Clamoroso. Caso Consip, il pm Woodcock sotto accusa per falso

Clamoroso. Caso Consip, il pm Woodcock sotto accusa per falso

La vicenda Consip sta diventando l'emblema significativo di un grave problema istituzionale che può avere effetti devastanti su UNA pubblica opinione già stremata ed infiacchita dallo stillicidio giornaliero su chi gestisce la macchina pubblica.

Il sostituto procuratore Henry John Woodcock sarebbe indagato dalla procura di Roma per falso in concorso con il capitano del Noe, Gianpaolo Scarfato. Quest'ultimo confermò tale versione durante l'interrogatorio. L'iscrizione anche per falso del pm napoletano, avvenuta precendentemente l'atto istruttorio, è legata alle circostanze che hanno portato la Procura di Roma ad ipotizzare la stessa accusa nei confronti dell'ex capitano del Noe, ora maggiore del Comando provinciale dei carabinieri di Napoli, Gian Paolo Scafarto in in merito alla fondatezza di una presunta presenza di 007, da lui indicata in una informativa, nell'attività di indagine sugli appalti Consip. A raccontare i colloqui avuti con loro è la procuratrice capo di Modena, Lucia Musti, in un'audizione tenuta a luglio scorso al Csm, nella quale ha riferito che nell'aprile 2015 i due carabinieri le avrebbero detto: "Dottoressa, lei, se vuole, ha una bomba in mano".

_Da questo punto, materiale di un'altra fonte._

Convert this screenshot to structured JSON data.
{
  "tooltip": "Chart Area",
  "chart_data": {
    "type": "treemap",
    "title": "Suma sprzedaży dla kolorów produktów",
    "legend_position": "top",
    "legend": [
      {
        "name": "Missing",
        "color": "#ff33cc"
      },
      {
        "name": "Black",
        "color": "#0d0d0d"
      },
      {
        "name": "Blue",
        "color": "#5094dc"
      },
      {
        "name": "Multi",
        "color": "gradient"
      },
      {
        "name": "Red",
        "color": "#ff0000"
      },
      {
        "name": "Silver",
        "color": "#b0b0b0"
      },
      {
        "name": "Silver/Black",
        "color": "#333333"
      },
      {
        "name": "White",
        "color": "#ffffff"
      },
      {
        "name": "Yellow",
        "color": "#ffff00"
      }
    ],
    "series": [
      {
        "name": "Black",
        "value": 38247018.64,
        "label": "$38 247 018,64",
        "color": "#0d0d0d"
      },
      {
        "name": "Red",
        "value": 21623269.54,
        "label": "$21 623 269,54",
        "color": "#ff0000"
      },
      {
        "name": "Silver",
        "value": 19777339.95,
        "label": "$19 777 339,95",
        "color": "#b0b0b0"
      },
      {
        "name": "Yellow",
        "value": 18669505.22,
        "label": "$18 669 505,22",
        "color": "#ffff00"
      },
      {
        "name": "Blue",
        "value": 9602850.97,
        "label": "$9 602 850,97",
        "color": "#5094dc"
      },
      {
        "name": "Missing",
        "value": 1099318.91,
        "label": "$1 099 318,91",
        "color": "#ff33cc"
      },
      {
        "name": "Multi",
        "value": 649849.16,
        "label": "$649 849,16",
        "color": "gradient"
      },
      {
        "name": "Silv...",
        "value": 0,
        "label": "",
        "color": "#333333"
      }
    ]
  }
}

Nel frattempo si viene a sapere che il PM Woodcock è indagato anche per falso, insieme a Scafarto, dai colleghi romani.

Le due bombe che avrebbero potuto fare male a Renzi, dunque, sarebbero state i casi Cpl Concordia e Consip. "Soprattutto, non ho mai parlato di Matteo Renzi con nessuno, nemmeno con la dottoressa Musti". Sarà vero? Il ministro della Difesa Pinotti chiede all'Arma di verificarlo. "Credo che ci sia bisogno di stabilire la verità perché la democrazia vive solo se si stabilisce la verità dei fatti". "In altri tempi si sarebbe parlato di eversione, se non di peggio", commenta amaro il capo dei senatori dem, Luigi Zanda.

Secondo l'accusa, quando inserì questo dato nell'informativa trasmessa agli inquirenti Scafarto già sapeva che i Servizi non c'entravano, ma poi è stato lo stesso ufficiale a chiamare in causa il magistrato; quella scelta non fu sua, ma "indotta" dal pm, avrebbe detto in un interrogatorio, prima di trincerarsi nel silenzio tenuto negli ultimi mesi.